Hervey’s brother called his death a merciful end after years of being trapped in a broken body. But the family has not received solace in what they see as a lack of justice.

“Every year I know [Lipe] is closer to getting out,” Chris Hervey said. “But did he suffer to the extent that my brother did? Not even remotely close.”

Whether Lipe should remain behind bars because Willie Hervey is now dead is a question that could play out in Minnesota’s appellate courts if prosecutors challenge a 50-year-old state law that bars additional charges against offenders if their victims die after prosecution.

Hennepin County District Judge Jay Quam on Tuesday dismissed second-degree murder charges filed against Lipe in March in the wake of Hervey’s death. He cited Minnesota Statute 609.035, a 1963 law that reads in part that “if a person’s conduct makes up more than one offense, the person may be punished for only one of the offenses.”

The law, he reasoned, applies to defendants like Lipe, who pleaded guilty to first-degree assault and was sentenced to 10 years in prison.

“Killing someone deserves greater punishment than hurting someone. From that perspective, Defendant Scott Lipe should face a murder charge for inflicting the injuries that eventually killed Willie Hervey,” Quam wrote in his order. “On the other hand, our criminal justice system places a high value on finality to protect people such as Mr. Lipe from multiple prosecutions and punishments.”

Lipe’s attorney, Craig Cascarano, applauded the ruling, but said prosecutors had told him they would challenge it if it didn’t go their way. They filed the charges, he said he was told, in hopes of changing the interpretation of 609.035.

In the meantime, a frustrated Cascarano said, his client — who was months from work release — has been transferred from Lino Lakes to a higher-security unit in Rush City and lost his privileges.

“If you want to change the law, get your bevy of lobbyists to change the law,” he said. “Don’t do it here.”

Lipe, who is scheduled for supervised release next June, declined an interview request through his attorney.

A spokesman for Hennepin County Attorney Mike Freeman said Tuesday that his office is still deciding whether to appeal Quam’s ruling, but last week, Freeman said the Lipe case called for such a challenge.

“We wouldn’t do this if we didn’t have a plausible case to make,” Freeman said before the ruling was issued. “We did some research, and I think the better weight of the evidence is that we can do this.
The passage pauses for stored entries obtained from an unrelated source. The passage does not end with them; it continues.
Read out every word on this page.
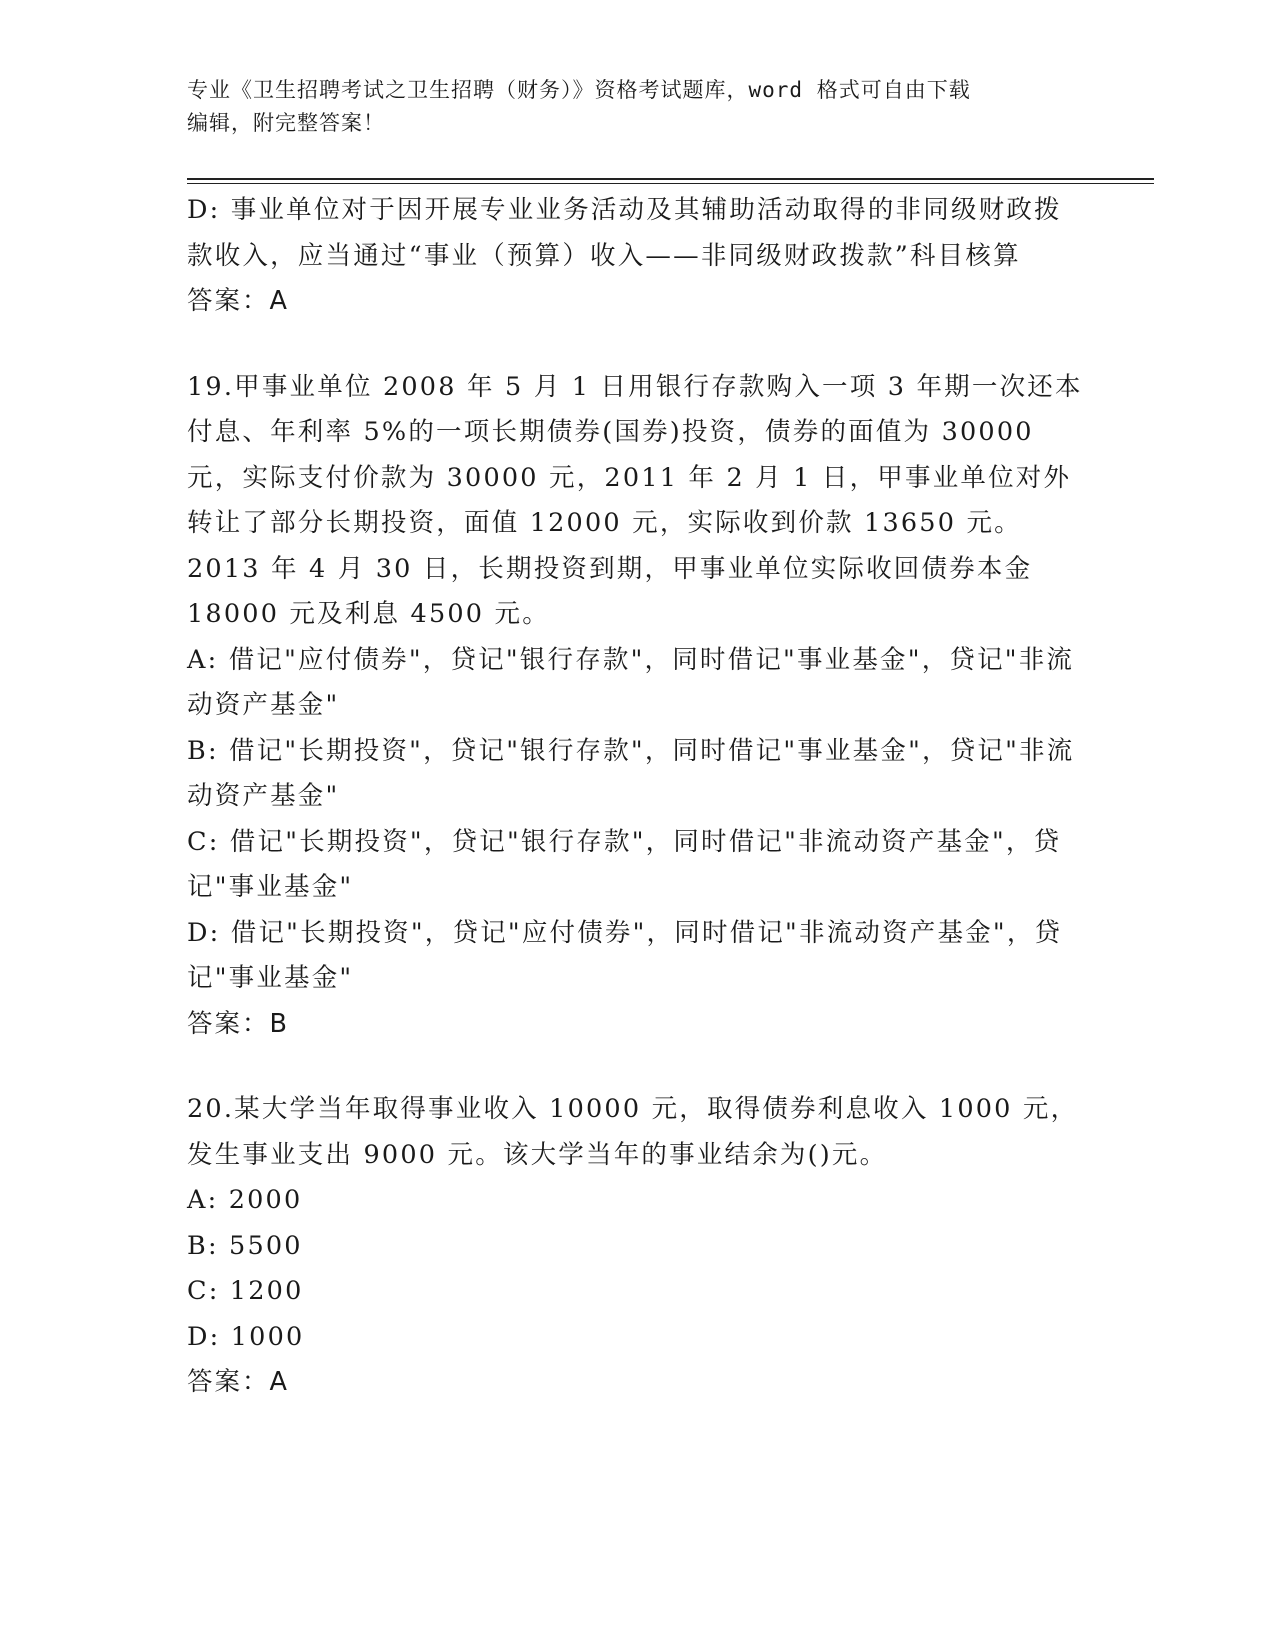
专业《卫生招聘考试之卫生招聘（财务）》资格考试题库，word 格式可自由下载
编辑，附完整答案！

D: 事业单位对于因开展专业业务活动及其辅助活动取得的非同级财政拨款收入，应当通过“事业（预算）收入——非同级财政拨款”科目核算

答案：A

19.甲事业单位 2008 年 5 月 1 日用银行存款购入一项 3 年期一次还本付息、年利率 5%的一项长期债券(国券)投资，债券的面值为 30000 元，实际支付价款为 30000 元，2011 年 2 月 1 日，甲事业单位对外转让了部分长期投资，面值 12000 元，实际收到价款 13650 元。2013 年 4 月 30 日，长期投资到期，甲事业单位实际收回债券本金 18000 元及利息 4500 元。

A: 借记"应付债券"，贷记"银行存款"，同时借记"事业基金"，贷记"非流动资产基金"

B: 借记"长期投资"，贷记"银行存款"，同时借记"事业基金"，贷记"非流动资产基金"

C: 借记"长期投资"，贷记"银行存款"，同时借记"非流动资产基金"，贷记"事业基金"

D: 借记"长期投资"，贷记"应付债券"，同时借记"非流动资产基金"，贷记"事业基金"

答案：B

20.某大学当年取得事业收入 10000 元，取得债券利息收入 1000 元，发生事业支出 9000 元。该大学当年的事业结余为()元。

A: 2000

B: 5500

C: 1200

D: 1000

答案：A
I think Lipe gives us the clearer shot of making this legal change.”

Victim’s family favors change

It was closing time outside Mortimer’s bar in Minneapolis on June 19, 2007, when Scott Lipe asked bystanders if they would pay him to steal the black SUV idling unattended on the corner.

Just 30 years old, with five drunken-driving convictions under his belt, Lipe wasn’t deterred by a lack of takers as he jumped in the driver’s seat just as Hervey — who was escorting his girlfriend across the street — turned, spotted Lipe and jumped onto the vehicle’s running board.